Balkondayım. Enginlere bakıyorum. Denizin maviliği ile göğün mavisi bir çizgide buluşuyor. Güneş, dağların ardına saklanmaya çalışıyor. Güneş , görünmez oldukça aydınlığın yerini karanlık alıyor. Akşam çöktükçe ortalık daha bir sessiz. Daha bir ıssız.
Evlerde tek tek ölgün ışıklar. Loş ışıklar giderek daha bir parlaklaşır. Sokak ışıkları daha bir parlak daha bir aydınlıktır. Karşı kıyıda Gemlik’in, Kumla’nın ışıklar aydınlatır denizi. Ay ışığı ise denizde yakamozlar oluşturur. Deniz kıpır kıpır olur. Balıklar oynaşır sanki. Işıklar çoğaldıkça gece daha bir güzelleşir.
Işık, aydınlıktır. Mutluluktur. Erinçtir. Aydınlık bir gelecektir. Işık, umuttur, güvenle bakmaktır yarınlara. Her ışık bir ailedir. Her aile bir evrendir aslında. Başlı başına bir evrendir o ışıklar. Gizlerle doludur bu evren. Yaşamın yükünü taşıyan , bu yük altında ezilen babalar vardır o evlerde. Yemeyip yediren, giymeyip giydiren , başı dik babalar. İşyerinde verilen portakalı evindeki çocuğuna getiren onurlu insanlar.

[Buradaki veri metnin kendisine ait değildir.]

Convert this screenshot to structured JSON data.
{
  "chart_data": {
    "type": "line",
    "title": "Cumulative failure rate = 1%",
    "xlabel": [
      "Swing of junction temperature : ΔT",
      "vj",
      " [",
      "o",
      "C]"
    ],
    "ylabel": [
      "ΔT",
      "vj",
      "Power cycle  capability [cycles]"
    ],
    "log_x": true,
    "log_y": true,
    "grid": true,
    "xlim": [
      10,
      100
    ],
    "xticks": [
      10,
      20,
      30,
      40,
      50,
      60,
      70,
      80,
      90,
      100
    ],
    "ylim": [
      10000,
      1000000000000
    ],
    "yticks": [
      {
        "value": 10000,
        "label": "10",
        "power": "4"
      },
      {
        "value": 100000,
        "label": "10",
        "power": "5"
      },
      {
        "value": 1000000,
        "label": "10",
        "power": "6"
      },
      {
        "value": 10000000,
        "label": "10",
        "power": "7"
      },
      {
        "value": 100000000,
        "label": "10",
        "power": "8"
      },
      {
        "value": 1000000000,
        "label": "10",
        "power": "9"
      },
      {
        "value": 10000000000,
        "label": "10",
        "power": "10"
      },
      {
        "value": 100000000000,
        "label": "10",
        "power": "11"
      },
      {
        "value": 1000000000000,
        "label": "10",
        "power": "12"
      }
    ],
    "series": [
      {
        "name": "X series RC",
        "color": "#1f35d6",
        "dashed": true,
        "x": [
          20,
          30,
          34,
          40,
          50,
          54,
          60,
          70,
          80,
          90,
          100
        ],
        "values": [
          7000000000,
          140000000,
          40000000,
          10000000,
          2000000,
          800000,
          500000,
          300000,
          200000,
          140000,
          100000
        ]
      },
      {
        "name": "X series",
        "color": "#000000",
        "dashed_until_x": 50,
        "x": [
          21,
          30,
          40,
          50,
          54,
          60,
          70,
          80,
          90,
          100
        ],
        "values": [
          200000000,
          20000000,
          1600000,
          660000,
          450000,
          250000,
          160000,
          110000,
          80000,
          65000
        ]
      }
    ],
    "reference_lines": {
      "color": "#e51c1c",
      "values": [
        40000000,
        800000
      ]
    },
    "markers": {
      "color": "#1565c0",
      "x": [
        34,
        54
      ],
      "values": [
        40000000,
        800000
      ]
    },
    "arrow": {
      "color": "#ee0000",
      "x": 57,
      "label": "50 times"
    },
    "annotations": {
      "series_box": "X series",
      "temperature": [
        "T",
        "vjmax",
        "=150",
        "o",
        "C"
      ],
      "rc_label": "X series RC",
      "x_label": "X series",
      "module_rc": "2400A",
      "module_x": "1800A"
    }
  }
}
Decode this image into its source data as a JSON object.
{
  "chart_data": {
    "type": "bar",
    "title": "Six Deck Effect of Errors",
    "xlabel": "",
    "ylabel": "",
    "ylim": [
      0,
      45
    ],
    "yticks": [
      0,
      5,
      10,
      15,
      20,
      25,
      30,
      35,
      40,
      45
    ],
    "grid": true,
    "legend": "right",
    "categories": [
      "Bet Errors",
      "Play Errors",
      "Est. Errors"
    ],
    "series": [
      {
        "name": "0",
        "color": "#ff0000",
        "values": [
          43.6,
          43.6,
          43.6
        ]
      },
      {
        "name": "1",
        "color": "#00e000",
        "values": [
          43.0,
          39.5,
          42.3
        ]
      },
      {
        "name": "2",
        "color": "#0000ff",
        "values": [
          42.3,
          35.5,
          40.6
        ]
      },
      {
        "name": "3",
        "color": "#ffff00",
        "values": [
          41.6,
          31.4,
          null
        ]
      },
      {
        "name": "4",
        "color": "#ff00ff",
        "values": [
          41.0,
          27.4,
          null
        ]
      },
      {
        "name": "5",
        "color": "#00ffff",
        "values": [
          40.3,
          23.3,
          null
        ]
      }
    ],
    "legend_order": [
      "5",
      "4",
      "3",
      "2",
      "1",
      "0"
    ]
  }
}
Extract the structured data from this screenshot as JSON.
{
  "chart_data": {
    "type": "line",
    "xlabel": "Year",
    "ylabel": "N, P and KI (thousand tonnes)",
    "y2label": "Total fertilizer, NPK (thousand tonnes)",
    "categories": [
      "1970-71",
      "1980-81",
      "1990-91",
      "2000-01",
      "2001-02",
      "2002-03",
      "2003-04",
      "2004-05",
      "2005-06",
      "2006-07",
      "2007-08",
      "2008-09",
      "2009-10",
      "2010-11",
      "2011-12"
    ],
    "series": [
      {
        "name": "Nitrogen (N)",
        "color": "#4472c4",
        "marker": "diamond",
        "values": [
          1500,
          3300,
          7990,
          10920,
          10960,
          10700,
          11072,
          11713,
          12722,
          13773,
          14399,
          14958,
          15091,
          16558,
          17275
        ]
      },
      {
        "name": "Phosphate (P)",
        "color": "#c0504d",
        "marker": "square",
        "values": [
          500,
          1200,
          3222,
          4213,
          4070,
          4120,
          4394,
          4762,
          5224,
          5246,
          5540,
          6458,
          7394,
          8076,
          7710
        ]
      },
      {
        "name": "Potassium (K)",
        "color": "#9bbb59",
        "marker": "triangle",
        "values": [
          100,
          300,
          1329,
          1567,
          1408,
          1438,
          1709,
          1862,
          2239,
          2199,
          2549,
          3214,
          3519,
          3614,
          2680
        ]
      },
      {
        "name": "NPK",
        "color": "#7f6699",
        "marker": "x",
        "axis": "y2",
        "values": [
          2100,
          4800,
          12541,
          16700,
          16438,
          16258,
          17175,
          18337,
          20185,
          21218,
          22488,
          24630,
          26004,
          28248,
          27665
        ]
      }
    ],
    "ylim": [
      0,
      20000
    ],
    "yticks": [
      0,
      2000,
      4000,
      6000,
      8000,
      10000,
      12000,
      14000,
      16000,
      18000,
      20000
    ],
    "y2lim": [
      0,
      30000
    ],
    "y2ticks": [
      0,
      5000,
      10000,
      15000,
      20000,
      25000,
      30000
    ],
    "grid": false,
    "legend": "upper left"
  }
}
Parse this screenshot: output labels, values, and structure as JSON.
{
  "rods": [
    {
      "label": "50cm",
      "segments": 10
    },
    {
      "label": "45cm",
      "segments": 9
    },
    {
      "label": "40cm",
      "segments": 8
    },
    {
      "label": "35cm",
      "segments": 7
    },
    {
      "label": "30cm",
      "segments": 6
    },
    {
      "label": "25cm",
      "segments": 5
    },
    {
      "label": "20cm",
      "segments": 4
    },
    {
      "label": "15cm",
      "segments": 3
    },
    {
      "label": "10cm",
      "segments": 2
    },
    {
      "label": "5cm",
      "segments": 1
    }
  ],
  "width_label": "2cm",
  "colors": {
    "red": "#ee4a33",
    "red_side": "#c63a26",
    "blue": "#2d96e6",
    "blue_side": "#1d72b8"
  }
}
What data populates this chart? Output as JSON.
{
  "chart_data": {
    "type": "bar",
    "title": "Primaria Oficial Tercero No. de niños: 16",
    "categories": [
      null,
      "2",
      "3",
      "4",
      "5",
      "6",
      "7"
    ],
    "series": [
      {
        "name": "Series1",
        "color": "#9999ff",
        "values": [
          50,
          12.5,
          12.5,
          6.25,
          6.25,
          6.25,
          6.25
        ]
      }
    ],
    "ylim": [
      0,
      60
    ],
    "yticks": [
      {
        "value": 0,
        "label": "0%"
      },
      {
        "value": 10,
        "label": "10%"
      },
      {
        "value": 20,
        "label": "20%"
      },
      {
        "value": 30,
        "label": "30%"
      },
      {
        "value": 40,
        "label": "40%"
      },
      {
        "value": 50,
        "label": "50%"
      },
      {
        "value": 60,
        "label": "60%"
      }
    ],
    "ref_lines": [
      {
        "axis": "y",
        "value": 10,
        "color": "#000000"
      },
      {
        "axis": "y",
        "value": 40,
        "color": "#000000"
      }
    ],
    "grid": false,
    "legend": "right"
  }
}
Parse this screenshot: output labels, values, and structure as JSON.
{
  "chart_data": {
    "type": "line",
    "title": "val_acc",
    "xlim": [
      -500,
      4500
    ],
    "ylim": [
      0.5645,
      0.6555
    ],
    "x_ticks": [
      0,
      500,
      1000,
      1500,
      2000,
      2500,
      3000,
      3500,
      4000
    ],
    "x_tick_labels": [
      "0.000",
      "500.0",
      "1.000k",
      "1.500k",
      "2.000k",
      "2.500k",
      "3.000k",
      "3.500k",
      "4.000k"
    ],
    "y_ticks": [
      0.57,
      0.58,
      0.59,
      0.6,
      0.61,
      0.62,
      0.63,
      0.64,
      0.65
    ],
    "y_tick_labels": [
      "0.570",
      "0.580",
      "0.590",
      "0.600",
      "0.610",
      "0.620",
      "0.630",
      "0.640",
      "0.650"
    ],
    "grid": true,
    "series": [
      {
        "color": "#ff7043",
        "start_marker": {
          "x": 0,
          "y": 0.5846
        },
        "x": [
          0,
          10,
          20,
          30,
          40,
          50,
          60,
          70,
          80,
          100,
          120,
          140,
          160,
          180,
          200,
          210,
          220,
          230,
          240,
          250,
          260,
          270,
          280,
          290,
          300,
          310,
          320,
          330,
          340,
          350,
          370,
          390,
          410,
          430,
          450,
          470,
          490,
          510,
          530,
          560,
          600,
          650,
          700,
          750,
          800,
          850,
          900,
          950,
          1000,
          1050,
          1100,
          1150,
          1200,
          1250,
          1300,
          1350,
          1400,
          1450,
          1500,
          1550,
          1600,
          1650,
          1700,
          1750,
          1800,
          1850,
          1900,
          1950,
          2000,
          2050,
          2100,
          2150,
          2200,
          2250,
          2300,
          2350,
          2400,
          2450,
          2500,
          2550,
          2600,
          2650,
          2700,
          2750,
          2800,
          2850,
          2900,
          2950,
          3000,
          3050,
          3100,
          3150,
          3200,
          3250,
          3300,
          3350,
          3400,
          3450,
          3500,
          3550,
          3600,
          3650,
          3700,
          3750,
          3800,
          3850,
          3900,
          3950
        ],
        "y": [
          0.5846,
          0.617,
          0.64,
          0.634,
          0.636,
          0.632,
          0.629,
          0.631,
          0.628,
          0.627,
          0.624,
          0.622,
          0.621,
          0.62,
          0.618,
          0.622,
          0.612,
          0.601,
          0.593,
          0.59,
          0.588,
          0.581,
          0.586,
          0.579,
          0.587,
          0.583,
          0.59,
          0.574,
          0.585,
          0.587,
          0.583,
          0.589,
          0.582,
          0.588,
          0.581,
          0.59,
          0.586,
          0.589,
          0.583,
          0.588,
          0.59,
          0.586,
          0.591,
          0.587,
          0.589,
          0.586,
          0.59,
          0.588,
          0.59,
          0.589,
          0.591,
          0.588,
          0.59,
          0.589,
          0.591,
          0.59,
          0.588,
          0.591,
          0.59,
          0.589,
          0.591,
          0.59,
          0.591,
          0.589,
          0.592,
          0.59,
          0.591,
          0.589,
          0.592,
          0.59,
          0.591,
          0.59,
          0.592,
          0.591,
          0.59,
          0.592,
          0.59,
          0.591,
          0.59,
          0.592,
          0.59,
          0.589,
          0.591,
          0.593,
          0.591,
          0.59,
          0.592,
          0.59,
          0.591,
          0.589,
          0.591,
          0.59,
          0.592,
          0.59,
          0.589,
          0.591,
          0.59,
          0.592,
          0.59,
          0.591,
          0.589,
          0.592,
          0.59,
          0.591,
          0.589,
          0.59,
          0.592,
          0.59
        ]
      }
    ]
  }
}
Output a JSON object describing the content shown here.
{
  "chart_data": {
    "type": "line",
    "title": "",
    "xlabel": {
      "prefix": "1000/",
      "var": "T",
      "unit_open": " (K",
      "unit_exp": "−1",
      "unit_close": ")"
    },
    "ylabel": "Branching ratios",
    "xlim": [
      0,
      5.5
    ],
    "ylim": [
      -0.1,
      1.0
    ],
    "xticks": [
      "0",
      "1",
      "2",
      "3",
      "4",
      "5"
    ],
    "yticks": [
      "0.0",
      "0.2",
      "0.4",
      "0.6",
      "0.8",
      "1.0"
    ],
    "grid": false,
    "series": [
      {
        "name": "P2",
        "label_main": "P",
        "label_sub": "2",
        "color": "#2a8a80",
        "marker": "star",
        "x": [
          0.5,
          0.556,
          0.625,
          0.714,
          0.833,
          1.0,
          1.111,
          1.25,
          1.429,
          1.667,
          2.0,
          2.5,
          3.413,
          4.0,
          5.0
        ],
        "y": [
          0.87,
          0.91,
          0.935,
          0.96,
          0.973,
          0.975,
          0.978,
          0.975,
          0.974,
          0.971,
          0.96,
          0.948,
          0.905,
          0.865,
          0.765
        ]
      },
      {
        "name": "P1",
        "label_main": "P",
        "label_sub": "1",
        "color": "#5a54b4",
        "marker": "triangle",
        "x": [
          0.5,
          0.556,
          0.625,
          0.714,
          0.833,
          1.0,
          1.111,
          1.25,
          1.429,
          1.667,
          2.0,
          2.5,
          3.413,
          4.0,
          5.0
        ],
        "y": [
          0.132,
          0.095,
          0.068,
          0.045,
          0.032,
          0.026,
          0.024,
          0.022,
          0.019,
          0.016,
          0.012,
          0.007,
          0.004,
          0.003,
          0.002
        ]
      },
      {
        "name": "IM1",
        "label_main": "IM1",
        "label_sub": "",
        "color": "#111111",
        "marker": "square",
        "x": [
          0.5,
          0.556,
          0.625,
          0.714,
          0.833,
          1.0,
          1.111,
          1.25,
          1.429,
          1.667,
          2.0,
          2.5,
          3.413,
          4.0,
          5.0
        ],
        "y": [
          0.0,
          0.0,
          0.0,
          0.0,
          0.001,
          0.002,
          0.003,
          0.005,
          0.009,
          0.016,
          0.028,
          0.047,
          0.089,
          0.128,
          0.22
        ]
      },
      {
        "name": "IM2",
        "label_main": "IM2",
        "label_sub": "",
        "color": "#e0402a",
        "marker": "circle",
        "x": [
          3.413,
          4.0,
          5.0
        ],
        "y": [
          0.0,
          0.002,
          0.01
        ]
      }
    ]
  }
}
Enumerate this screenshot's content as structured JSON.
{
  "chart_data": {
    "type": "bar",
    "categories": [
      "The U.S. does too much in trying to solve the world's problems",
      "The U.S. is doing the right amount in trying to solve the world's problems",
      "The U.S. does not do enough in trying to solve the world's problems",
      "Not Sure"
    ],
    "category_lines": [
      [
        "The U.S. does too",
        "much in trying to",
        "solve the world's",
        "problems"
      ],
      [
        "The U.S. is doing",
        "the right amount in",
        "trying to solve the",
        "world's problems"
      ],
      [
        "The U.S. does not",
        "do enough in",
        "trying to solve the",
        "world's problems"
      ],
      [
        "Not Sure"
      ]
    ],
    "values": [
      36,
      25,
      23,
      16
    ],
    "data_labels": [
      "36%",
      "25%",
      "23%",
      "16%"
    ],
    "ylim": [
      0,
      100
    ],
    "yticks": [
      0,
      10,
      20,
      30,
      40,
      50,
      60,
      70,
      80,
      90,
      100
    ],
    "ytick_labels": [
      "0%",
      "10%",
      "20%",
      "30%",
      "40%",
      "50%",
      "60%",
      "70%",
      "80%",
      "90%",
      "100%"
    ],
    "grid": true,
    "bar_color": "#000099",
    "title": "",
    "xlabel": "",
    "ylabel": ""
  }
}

Yokluk , yoksulluk içinde yoktan var etmeye çalışan kahır yüklü analar, yaşarlar o evlerde. Saçını süpürge eden, canını dişine takan analar. Yokluğu, yoksulluğu çocuklarına duyumsatmamak için çabalayan, bağrına taş basan analar.
Çocuklar.. Çocuklarımız. Dışı soğuk içleri ateş gibi yanan cıvıl cıvıl çocuklar. Ülkemizin geleceği. Yarımlarımızın umududur onlar. Bir göz odayı, bir lokma ekmeği paylaşırken bile mutlu olmaya çalışan çocuklar.
Karayağız delikanlılar, fidan boylu genç kızlar vardır bu evlerde. Çocukluktan gençliğe, gençlikten erişkinliğe uzanan geçişler dönemi. Babalık ya da analık genlerini taşıyanlardır onlar. Ulu Önderimiz Atatürk’ün bu güzel yurdu emanet ettiği gençler. Bir bölümü bir eli yağda bir eli balda olan gençler. Öte yanda işsiz gençler. Umudu tükenmiş, karamsar, mutsuz gençler. “Genç nüfus” diye övündüğümüz ama geleceklerini kararttığımız kişiler. İş vermediğimiz ama ülkeyi emanet ettiğimiz gençler. Her genç bir evrendir.
Ne olaylar, ne duygular yaşanır o evlerde. Ne sevinçler , ne üzüntüler ne mutluluklar , ne kırgınlıklar..Kimi evlerde sevgi, aşk, güven , dostluk, paylaşım… Kimilerinde ise kin , nefret, öfke, kıskançlık …Umutsuz aşklar, hayal kırıklıkları..Maçların sonuçları , siyasal olaylar ve yorumları. Çocukların istekleri, annelerin, babaların umarsızlıkları, çözümsüzlükleri…Akşamları açıklanan sayılar.. Aşı ile ilgili beklentiler. Kavgalar, çatışmalar, iç çekmeler, iç hesaplaşmalar..Neler konuşulmaz neler..Her ev ayrı bir dünyadır. Her birey, ayrı bir evrendir. Bir mucizedir.
Hep karşılara, karşı evlere bakmayız ya. Başımızı kaldırırız. Bu kez de yıldızları görürüz. Işık yılı uzaklığındaki yıldızları. Çok uzaklarda olmalarına karşın yakındırlar bize. Elimizi uzatsak yakalayacakmışız gibi. Avuçlarımızın içindeler sanki.
Evlerden yansıyan ışıklarla yıldızların ışıkları arasındaki sonsuzluk , sevgi yoluyla kuracağımız köprüyle birleşsin. Barış, kardeşlik, dostluk duygularımız yıldızlara ulaşsın. Sevgimiz, evreni kucaklasın. Aydınlık kaplasın evreni.